The question remains: how long can the American consumer endure rising prices before reducing demand?
Some aggregate traffic data suggests that there has been no drop in demand and, anecdotally, the high costs are not seriously putting some summer plans into phase. However, some government data suggest that cracks are emerging in consumer demand.
Lipow noted four-week averages from the U.S. Energy Information Administration. At the end of April, 8.79 million barrels of finished gasoline were supplied to the market for drivers.
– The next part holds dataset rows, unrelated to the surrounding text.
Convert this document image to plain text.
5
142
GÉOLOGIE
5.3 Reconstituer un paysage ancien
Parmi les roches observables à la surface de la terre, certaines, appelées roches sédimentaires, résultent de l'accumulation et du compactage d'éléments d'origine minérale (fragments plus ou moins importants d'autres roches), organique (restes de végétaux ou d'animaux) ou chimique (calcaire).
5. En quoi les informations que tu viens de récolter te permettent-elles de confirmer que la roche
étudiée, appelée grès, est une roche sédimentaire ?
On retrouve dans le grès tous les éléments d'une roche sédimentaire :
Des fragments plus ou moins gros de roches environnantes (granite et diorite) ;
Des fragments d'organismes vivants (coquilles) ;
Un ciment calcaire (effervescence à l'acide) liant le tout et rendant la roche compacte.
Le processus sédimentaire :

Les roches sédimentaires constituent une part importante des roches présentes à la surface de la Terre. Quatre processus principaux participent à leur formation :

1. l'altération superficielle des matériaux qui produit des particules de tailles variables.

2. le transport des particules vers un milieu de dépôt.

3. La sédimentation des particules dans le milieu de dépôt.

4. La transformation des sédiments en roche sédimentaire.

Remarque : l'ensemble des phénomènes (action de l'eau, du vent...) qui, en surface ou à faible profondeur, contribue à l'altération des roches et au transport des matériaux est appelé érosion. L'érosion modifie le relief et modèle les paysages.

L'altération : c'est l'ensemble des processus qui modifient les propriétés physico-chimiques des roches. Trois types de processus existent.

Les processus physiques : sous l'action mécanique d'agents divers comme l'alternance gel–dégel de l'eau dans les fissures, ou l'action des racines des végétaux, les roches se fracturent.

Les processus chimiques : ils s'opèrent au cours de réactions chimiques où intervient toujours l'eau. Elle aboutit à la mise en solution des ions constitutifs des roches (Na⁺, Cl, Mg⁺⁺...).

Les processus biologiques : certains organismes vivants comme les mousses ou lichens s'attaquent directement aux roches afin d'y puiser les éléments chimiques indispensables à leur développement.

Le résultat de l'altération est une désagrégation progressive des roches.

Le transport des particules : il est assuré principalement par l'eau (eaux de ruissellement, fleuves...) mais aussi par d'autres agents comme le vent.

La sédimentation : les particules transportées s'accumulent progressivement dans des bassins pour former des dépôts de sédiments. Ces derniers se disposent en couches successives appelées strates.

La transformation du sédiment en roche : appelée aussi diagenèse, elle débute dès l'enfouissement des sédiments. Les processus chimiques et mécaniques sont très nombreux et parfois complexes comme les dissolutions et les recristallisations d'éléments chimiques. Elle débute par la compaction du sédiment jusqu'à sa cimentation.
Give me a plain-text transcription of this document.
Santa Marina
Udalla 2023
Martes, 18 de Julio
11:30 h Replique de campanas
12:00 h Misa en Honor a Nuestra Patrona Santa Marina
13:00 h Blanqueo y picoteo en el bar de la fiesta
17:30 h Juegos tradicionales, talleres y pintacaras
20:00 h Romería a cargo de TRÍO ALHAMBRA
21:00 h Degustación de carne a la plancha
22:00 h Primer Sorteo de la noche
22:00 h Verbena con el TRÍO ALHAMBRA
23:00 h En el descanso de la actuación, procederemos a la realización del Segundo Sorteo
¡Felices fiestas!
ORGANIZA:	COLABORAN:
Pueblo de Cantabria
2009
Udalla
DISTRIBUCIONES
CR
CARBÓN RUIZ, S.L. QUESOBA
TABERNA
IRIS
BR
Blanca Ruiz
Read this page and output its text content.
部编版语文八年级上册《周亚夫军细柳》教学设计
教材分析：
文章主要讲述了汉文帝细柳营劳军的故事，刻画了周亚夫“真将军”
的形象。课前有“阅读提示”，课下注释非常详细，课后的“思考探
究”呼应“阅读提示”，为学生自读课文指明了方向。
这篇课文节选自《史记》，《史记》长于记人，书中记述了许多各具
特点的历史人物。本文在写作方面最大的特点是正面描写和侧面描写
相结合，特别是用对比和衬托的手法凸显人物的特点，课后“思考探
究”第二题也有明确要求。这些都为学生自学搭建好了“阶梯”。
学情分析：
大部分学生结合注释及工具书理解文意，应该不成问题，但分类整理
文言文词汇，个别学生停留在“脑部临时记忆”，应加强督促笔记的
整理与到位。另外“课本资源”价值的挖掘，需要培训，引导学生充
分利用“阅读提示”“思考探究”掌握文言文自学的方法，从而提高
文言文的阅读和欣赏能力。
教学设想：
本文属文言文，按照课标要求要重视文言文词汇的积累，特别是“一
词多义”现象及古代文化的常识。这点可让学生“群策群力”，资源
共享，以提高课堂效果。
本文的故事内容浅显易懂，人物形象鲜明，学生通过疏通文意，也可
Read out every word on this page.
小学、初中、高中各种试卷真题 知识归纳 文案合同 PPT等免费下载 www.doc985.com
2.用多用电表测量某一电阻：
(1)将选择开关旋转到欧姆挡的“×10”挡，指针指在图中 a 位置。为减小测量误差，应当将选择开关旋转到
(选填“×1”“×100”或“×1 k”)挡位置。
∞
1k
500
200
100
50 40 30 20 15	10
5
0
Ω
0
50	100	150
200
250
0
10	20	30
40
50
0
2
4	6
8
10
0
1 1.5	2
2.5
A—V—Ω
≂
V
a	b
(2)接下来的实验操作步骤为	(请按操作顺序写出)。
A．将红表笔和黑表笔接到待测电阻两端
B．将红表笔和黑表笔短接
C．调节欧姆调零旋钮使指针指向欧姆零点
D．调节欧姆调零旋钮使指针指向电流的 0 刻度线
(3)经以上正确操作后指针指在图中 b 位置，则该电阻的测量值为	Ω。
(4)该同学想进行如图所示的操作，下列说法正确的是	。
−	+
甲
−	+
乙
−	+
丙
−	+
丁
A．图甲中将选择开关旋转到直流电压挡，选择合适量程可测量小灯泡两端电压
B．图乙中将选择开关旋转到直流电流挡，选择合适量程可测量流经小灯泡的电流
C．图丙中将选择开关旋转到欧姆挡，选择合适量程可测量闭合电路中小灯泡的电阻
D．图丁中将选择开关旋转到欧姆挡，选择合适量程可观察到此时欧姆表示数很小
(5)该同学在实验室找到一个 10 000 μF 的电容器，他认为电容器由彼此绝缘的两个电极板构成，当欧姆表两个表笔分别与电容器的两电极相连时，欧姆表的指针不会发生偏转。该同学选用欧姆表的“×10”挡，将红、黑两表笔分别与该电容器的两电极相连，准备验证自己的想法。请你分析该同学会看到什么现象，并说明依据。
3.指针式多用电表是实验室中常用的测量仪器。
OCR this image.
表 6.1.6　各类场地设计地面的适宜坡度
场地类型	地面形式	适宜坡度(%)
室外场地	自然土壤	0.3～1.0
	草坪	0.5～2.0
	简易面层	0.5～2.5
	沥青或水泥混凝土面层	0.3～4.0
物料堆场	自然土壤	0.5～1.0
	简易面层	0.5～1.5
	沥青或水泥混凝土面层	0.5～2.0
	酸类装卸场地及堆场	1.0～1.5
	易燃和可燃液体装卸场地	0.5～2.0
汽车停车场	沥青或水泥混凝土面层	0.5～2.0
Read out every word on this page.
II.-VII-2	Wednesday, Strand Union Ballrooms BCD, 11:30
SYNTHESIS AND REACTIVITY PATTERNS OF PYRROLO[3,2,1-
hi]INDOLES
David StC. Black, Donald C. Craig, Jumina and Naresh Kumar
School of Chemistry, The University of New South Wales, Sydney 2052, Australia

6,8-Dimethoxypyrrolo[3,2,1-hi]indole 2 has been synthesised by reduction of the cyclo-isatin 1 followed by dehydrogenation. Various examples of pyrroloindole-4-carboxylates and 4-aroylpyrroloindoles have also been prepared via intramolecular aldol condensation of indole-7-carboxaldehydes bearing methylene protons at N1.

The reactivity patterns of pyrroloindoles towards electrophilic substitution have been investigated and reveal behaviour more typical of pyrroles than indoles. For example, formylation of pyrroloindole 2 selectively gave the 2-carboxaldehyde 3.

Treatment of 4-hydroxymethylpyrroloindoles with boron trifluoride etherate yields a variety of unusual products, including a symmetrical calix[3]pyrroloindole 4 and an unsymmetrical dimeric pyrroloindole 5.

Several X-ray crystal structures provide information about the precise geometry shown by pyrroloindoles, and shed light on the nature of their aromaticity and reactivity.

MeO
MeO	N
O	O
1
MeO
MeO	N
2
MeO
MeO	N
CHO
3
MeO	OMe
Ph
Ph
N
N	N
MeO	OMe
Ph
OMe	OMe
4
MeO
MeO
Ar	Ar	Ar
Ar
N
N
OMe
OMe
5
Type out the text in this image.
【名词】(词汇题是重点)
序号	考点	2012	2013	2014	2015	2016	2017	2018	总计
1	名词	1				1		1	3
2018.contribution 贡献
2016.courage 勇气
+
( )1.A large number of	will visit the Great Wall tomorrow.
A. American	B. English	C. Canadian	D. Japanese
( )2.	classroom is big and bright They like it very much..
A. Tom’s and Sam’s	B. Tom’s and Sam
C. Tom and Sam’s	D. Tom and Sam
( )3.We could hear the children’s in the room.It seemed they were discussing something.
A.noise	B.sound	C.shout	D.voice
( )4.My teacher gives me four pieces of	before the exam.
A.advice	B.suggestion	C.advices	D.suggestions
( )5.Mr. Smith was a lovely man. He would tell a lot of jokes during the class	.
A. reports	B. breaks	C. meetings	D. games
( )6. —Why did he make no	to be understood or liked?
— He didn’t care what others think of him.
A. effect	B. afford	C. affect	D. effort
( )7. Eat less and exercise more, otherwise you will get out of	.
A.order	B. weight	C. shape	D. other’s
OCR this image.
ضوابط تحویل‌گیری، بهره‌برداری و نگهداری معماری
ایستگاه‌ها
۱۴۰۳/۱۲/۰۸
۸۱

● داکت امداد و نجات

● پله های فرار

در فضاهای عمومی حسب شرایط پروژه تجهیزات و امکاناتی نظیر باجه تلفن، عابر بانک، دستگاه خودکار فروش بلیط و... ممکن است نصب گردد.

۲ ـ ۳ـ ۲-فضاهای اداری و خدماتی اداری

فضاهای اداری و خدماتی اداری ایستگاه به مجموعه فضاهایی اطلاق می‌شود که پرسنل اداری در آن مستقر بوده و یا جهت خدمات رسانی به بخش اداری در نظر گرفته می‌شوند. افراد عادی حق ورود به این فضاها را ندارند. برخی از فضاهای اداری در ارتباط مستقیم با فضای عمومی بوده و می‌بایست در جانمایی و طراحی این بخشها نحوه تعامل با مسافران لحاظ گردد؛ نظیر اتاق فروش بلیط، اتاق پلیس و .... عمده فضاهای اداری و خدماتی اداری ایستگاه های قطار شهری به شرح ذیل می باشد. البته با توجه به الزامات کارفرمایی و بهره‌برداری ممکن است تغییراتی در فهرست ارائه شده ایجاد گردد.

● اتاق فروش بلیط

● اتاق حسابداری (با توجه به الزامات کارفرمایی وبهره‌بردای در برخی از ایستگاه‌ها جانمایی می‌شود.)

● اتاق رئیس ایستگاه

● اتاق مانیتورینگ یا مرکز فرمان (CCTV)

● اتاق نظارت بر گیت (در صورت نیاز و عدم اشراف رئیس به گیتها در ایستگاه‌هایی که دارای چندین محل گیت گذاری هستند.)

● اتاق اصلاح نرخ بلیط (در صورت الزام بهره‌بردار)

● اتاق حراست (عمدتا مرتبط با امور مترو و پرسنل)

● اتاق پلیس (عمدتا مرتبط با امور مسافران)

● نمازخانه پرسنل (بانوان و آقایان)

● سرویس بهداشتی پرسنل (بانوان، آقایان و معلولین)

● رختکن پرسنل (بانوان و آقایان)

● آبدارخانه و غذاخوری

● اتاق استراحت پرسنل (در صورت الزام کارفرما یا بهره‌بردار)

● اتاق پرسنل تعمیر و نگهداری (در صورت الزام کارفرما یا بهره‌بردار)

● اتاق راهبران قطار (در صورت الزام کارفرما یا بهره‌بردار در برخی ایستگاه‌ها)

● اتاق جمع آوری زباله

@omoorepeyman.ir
That’s less than the 8.94 million barrels of finished gasoline supplied a year ago at the same time.
The same dynamic applied to the four-week averages at the end of May, when 8.84 million barrels of gas were supplied to drivers, compared to a year earlier, when they were 9.09 million, showed the data.
“Weekly estimates indicate that gasoline demand from March to May 20, 2022 was on average 6% lower than 2019 levels, a significant increase from April 2020, when it fell to 38% below 2019 levels, “the federal agency wrote last week.
“I think the destruction of demand will only get worse as more statistics reach the $ 5 threshold,” Lipow said.
Consumer financial tensions are a serious issue, but rising costs are linked to Russia’s violent invasion of Ukraine, a conflict that has caused at least 6.8 million Ukrainians to flee the country, according to data from the United Nations. The UN says about 8 million people have also been displaced within the country.
President Joe Biden has previously called the rise in gas prices “Putin’s price hike” and kept his finger on Russian President Vladimir Putin in a Wall Street Journal opinion piece on Monday about his plans. to fight inflation. It has already announced plans to release 180 million barrels of oil from the Strategic Oil Reserve by early fall.
“The price of the pump is high in large part because Russia’s oil, gas and refining capacity are out of the market,” Biden wrote on Monday. “We cannot ignore our global effort to punish Mr. Putin for what he has done, and we must mitigate those effects for American consumers.”